Honestly I just sometimes feel this need to counter this idea that the US no matter how banged up it gets or how much territory it loses will always be this big strong nation that'll settle the score down the line. It's entirely possible that if McClennan surrenders that he's unable to effectively repair the nation and leaves the presidency with the nation barely recovering and a mess of a political landscape for the next guy to try and fix up.Also true! The US came dangerously close to doing so more than once, the Civil War merely being a prime example of how there was an unstable political balance that knocked the US on its heels between 1861 and (arguably) 1876 forcing it to focus inwards and see quite a bit of political dysfunction despite the moral triumph of freeing the slaves and building the transcontinental-railroad.
The bitter feelings of a lost civil war (or even an uneven treaty) can have some less than salutary effects on a nation.
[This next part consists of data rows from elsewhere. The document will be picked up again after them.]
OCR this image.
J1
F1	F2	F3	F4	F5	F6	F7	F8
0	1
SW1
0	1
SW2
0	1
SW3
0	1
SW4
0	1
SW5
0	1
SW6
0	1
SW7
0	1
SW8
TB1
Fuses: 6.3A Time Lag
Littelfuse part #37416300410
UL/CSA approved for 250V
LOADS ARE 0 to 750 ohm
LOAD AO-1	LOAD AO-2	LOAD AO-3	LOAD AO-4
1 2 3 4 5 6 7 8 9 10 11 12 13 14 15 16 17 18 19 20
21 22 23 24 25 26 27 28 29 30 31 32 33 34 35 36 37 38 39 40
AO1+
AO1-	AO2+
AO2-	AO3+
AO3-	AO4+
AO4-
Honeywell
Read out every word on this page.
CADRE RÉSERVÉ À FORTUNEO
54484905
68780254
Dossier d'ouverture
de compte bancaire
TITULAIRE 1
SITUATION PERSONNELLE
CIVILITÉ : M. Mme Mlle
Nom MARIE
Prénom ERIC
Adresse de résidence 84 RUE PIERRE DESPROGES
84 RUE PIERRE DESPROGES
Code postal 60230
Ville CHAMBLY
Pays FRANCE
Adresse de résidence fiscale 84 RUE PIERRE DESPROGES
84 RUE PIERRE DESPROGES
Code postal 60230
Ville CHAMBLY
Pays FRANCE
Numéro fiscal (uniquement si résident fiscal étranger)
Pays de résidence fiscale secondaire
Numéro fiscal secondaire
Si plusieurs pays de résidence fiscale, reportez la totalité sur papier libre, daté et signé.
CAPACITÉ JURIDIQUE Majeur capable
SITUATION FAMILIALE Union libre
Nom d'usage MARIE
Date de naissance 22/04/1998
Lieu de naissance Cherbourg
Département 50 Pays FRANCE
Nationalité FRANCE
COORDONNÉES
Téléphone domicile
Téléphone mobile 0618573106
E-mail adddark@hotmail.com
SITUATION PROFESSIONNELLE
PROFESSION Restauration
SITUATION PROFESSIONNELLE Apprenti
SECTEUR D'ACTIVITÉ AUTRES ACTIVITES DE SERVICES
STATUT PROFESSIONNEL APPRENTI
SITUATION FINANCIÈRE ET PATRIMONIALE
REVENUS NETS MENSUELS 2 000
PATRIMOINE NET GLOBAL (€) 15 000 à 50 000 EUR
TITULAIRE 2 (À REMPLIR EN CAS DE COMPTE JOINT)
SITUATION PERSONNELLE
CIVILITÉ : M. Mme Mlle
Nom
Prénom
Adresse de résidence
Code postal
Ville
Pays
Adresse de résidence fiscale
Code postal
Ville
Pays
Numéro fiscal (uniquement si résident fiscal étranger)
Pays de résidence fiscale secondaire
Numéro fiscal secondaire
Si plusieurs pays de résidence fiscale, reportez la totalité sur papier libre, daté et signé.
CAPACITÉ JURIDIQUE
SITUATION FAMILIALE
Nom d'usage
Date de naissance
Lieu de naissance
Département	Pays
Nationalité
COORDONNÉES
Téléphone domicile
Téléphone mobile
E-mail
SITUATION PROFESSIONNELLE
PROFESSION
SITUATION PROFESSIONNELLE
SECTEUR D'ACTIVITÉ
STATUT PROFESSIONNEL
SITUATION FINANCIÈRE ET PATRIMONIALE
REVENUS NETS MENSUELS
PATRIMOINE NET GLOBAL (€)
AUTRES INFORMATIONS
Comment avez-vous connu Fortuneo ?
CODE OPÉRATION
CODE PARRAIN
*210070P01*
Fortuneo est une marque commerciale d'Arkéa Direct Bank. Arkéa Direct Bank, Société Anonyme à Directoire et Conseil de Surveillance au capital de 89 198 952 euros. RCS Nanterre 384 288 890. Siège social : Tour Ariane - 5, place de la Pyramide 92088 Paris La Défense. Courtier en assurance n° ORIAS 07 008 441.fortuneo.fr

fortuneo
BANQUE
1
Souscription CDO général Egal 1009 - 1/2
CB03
There's a reason that in WiF the post-war period is known as "The Era of Hard Feelings" as opposed to the post 1815 "Era of Good Feelings" which defined the lead up to the sectional crisis.
A worse possibility is an embittered Union soldier catches him in the wrong place and the wrong time and assassinates him leaving the nation completely rudderless in the wake of this disastrous war.
America certainly has it's share of little Napoleon's who are willing to use that kind of chaos to advance themselves and their power and prestige at the cost of their nation.